Writer, Lecturer, Broadcaster and Liberal Democrat Politician

Posts Tagged ‘V S Naipaul’

The Wife ****

Posted by jonathanfryer on Saturday, 6th October, 2018

The WifeIt has often been said that behind every great man there is a great woman — or maybe in this postmodern world one should say “great Other”. This is as true of artists as it is of politicians, though the license to abuse such a relationship often given to painters and writers goes way beyond what most political figures would dare to try to get away with. Think Picasso and Augustus John, or in the literary field V. S. Naipaul or Evelyn Waugh.
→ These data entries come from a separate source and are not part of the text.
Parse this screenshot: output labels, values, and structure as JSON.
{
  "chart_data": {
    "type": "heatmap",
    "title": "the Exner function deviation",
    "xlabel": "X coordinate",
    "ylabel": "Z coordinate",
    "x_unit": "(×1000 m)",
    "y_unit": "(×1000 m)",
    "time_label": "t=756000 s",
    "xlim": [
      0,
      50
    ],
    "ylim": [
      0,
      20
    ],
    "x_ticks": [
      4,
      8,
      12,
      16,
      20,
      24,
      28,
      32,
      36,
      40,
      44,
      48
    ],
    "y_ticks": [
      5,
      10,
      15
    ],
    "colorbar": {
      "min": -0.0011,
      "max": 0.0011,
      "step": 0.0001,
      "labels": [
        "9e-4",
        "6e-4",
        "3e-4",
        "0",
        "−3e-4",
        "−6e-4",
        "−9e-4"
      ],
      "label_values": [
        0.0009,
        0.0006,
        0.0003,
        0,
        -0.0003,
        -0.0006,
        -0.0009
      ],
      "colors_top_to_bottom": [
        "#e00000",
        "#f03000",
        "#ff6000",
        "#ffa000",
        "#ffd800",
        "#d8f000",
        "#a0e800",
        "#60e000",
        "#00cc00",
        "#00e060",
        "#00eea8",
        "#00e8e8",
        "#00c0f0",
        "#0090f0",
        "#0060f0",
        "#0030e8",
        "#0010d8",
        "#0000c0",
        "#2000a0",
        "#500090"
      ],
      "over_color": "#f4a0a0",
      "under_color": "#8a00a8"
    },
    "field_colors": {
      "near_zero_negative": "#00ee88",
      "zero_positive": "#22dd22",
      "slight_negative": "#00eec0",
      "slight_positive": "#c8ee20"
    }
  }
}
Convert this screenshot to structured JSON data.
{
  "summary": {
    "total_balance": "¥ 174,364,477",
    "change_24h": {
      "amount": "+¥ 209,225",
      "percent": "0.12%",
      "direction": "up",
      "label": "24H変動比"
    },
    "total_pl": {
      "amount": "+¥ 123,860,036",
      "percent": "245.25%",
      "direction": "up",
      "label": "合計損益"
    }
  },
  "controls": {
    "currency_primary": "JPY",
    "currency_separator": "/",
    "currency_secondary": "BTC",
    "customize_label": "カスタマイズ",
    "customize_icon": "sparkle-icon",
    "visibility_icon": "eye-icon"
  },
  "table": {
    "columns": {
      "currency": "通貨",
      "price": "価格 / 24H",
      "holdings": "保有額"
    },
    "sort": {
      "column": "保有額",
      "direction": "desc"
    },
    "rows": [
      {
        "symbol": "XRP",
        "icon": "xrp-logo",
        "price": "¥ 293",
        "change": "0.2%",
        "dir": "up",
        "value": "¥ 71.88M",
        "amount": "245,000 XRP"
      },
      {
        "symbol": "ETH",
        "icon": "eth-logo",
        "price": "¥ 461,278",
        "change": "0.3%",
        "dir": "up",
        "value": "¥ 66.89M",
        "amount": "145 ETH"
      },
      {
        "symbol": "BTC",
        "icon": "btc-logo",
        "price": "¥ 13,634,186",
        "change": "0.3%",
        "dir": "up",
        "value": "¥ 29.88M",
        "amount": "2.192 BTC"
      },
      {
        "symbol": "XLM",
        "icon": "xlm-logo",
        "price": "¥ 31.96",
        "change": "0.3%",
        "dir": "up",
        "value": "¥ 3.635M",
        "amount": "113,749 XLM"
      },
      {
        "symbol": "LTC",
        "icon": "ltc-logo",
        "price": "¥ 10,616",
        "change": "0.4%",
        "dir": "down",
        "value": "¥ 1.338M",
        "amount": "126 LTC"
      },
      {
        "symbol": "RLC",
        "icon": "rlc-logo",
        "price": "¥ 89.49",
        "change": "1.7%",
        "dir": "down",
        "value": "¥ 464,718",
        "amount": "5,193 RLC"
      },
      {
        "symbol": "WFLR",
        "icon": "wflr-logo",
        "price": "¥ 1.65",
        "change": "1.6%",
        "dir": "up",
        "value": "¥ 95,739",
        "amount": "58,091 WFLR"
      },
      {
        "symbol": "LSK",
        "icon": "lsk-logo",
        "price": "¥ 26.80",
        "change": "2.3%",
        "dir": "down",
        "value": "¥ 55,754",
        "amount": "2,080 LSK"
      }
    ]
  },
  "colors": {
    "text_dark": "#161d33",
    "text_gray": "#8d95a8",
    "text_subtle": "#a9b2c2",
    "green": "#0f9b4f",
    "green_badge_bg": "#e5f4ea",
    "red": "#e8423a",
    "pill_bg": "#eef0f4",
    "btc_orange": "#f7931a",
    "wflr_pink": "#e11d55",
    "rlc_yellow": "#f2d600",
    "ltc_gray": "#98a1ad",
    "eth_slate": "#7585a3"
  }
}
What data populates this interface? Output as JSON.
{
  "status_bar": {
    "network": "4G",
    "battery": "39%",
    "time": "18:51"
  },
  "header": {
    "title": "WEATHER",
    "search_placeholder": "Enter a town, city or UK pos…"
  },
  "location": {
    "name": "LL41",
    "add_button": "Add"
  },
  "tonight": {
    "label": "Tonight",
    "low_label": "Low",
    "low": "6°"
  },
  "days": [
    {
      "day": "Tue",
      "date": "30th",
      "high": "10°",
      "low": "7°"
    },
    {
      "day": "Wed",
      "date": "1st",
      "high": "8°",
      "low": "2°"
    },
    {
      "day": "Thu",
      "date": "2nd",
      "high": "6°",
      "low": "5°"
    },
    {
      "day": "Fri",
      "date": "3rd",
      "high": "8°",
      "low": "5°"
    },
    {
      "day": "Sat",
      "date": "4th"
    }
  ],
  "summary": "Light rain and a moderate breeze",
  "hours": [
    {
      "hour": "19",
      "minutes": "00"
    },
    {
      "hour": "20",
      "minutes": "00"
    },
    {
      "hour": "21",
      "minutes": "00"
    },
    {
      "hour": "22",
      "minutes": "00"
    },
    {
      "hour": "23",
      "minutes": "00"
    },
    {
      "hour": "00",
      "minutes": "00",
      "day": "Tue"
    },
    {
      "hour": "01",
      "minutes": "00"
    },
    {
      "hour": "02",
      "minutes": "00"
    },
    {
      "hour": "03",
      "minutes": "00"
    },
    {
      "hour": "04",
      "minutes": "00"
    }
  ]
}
So the initial premise of Bjorn Runge’s movie The Wife, in which a Jewish American Nobel Prize for Literature laureate sets off to Stockholm with his wife and son to collect his medal and cheque while manifesting a certain degree of nerves seems fairly straightforward until it gradually becomes clear — with the help of flashbacks to the beginning of his career — that things aren’t that straightforward at all. His wife — a tour de force by actress Glen Close — increasingly demonstrates that she is much more than just his loyal spouse and nursemaid and that burning within her is a deep resentment at what has been a concealed truth ever since he left his first wife for her. As one begins to understand the greater depth of her character one simultaneously becomes uncomfortably, even nauseatingly, aware of the writer’s shallowness. In its own way, Jonathan Pryce’s performance as the insecure, selfish and manipulative novelist is also remarkable as one’s reaction to the character migrates from sympathy to disgust. Max Irons, as the son crying out for his father’s approval, is in contrast a little two-dimensional and Christian Slater as the slimy young biographer determined to make a killing by writing an exposé about the writer’s true limitations is something of a caricature. However, it is probably right that the minor characters are denied a real opportunity to be in the limelight as it is the wife, and therefore Glen Close, who emerges towards the end as a butterfly, escaping from the cocoon into which her marriage and sense of duty had encased her. Not a perfect film, then, but one that makes one think.